27th July 2015
When ITV announces its second quarter update on Tuesday investors are likely to be looking at the performance of its studio business and will want an update on recent acquisitions.
The group’s first quarter trading update saw management forecasting 5% growth in Net Advertising Revenue for the first half and over the past six months its stock has risen by 17%.
Graham Spooner, investment research analyst at The Share Centre, who calls the broadcaster a ‘buy’ says: “Trading reports so far this year have been positive, especially with regard to advertising revenue. Other areas to focus on will be cost controls and the outlook for the second half, which will include the Rugby World Cup.”
Looking to this week’s report, Richard Hunter, head of equities at Hargreaves Lansdown Stockbrokers adds: “Management expects to outperform the market over the full year, with a mixture of comparatives with the 2014 Football World Cup and the pending Rugby World Cup providing the current financial year backdrop. Adjusted pre-tax profit is forecast to grow by around 9% to £340m.”
Overall, prior to the release, analyst consensus opinion currently denotes a ‘buy’.
Following the recent shock departure of its chief executive Antony Jenkins, Barclays reports its second quarter/half year results on Wednesday. The share price has been steadily rising this year – up 16% over six months – in hopes that the restructuring will continue at a faster pace and benefit in the longer-term.
For Spooner, the business is a ‘hold’. He says: “Regulatory issues often dominate the headlines and take the focus away from the changes that management have been making. As ever the performance of its investment banking business Barclays Capital will be important. The first quarter, reported in April was stated as being its best in years and investors will want that trend to have continued.”
Marginally slower activity for the investment bank and generally similar trends for its retail business are expected compared to the first quarter notes Hunter. He says: “An update regarding provisions for foreign exchange investigations, litigation and PPI could feature, while management’s renewed push to increase revenues, cut costs and enhance shareholder returns following the departure of its CEO could again be underlined.

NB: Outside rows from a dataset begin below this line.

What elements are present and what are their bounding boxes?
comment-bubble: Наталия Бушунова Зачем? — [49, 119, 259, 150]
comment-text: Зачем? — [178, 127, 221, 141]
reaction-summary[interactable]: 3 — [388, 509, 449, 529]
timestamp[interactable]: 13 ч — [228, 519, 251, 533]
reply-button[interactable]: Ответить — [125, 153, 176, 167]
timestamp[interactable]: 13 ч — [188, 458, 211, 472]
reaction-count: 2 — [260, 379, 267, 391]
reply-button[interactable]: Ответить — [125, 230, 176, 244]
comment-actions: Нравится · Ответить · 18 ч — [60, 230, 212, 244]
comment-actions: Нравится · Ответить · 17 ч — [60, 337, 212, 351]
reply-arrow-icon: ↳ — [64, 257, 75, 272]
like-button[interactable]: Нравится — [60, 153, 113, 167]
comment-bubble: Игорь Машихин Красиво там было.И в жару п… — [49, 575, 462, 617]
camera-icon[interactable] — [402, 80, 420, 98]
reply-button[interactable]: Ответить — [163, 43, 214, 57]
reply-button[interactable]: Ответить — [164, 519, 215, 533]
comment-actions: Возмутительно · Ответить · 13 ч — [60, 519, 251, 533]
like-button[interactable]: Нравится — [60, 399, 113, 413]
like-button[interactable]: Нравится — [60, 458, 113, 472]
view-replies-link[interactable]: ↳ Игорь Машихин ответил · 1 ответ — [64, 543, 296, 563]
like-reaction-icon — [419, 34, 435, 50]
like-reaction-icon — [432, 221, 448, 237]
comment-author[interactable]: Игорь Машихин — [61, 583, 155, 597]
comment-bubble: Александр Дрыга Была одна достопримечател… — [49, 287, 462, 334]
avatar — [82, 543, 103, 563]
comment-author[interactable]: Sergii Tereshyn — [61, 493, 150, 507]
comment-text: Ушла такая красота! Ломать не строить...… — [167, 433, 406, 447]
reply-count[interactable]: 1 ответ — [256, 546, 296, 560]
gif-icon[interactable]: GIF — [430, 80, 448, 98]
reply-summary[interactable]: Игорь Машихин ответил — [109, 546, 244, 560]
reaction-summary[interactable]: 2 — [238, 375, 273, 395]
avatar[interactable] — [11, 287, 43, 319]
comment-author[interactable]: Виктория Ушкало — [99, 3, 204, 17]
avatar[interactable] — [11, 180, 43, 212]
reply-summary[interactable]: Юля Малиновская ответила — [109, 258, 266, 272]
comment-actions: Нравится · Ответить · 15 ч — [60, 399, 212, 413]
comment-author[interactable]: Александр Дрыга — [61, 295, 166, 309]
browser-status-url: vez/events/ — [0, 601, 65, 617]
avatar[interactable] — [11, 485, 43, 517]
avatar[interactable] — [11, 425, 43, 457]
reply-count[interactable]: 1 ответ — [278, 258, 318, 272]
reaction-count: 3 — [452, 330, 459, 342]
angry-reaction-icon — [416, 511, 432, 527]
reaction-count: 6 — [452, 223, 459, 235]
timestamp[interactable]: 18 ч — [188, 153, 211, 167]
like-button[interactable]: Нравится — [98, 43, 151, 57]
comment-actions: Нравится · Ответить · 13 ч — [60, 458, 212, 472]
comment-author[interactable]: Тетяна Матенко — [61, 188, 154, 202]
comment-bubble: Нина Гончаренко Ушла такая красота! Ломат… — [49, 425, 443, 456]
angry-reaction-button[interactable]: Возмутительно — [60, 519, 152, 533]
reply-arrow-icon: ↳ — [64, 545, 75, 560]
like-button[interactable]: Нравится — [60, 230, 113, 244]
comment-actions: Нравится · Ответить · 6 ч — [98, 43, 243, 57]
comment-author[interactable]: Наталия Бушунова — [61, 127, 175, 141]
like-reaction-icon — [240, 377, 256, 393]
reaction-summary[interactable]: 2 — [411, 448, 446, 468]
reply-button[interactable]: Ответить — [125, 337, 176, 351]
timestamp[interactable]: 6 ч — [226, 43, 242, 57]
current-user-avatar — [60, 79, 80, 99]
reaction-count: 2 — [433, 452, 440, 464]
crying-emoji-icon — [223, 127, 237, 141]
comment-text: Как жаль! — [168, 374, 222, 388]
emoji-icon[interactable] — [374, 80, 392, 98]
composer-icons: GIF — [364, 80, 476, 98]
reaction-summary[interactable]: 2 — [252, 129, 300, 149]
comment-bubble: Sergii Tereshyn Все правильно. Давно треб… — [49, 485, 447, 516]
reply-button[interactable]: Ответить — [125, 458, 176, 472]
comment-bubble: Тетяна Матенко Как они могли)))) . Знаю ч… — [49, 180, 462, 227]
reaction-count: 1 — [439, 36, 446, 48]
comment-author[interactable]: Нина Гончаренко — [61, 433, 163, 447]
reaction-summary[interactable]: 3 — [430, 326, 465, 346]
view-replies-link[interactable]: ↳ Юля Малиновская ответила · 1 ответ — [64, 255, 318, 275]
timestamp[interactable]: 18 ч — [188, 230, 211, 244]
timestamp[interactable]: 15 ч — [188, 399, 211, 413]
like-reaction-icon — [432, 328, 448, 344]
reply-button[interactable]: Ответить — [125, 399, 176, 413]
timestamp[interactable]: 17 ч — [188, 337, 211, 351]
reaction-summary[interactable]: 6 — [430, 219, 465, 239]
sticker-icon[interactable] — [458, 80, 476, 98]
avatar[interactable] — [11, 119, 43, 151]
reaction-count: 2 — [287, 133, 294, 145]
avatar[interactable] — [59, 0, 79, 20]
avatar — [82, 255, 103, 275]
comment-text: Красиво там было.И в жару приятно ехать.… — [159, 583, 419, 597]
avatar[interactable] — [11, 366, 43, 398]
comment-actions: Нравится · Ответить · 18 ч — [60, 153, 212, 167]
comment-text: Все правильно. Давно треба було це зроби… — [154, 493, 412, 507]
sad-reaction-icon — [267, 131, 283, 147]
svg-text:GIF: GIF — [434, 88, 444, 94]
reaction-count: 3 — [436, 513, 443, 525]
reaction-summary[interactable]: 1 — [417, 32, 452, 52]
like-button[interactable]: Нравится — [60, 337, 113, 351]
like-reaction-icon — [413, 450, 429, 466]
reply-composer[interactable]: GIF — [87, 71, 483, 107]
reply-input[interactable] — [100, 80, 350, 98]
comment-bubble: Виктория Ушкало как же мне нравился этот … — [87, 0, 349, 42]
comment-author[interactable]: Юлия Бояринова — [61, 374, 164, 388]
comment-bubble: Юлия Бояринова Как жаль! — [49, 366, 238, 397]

“In all, with legacy issues slowly being resolved, diversity of business type and geography still enjoyed and no UK government share stake overhanging, analyst consensus opinion continues to point towards a ‘strong buy’.”
Global drinks giant Diageo, up 2% over 12 months, follows up with its full year results on Thursday. The firm, which counts Guinness and Smirnoff amongst its suite of brands, has seen sales in some of its markets, both emerging and developed, struggle this year but for Spooner, it remains a ‘buy’.
He says: “At its last trading update in April it forecast no change in that situation so investors will be very interested in how trading is going. Other luxury goods groups have reported poor sales in China recently so it will be no surprise if Diageo is in a similar position. Any change of strategy in North America, where the group has changed its management team, and the level of operating efficiencies achieved will also be of interest to the market.”
Hunter notes that organic net sales growth in the region of 0.2% is currently forecast, -0.3% as of nine months, and pre-tax profit is expected to decline by around 11% year-over-year to £2.79 bn. He adds: “More favourably, trading for the group’s African business is likely to have remained buoyant, whilst management focus on cost reduction could be further emphasised.” However, overall, the analyst consensus opinion currently points towards a strong ‘hold’.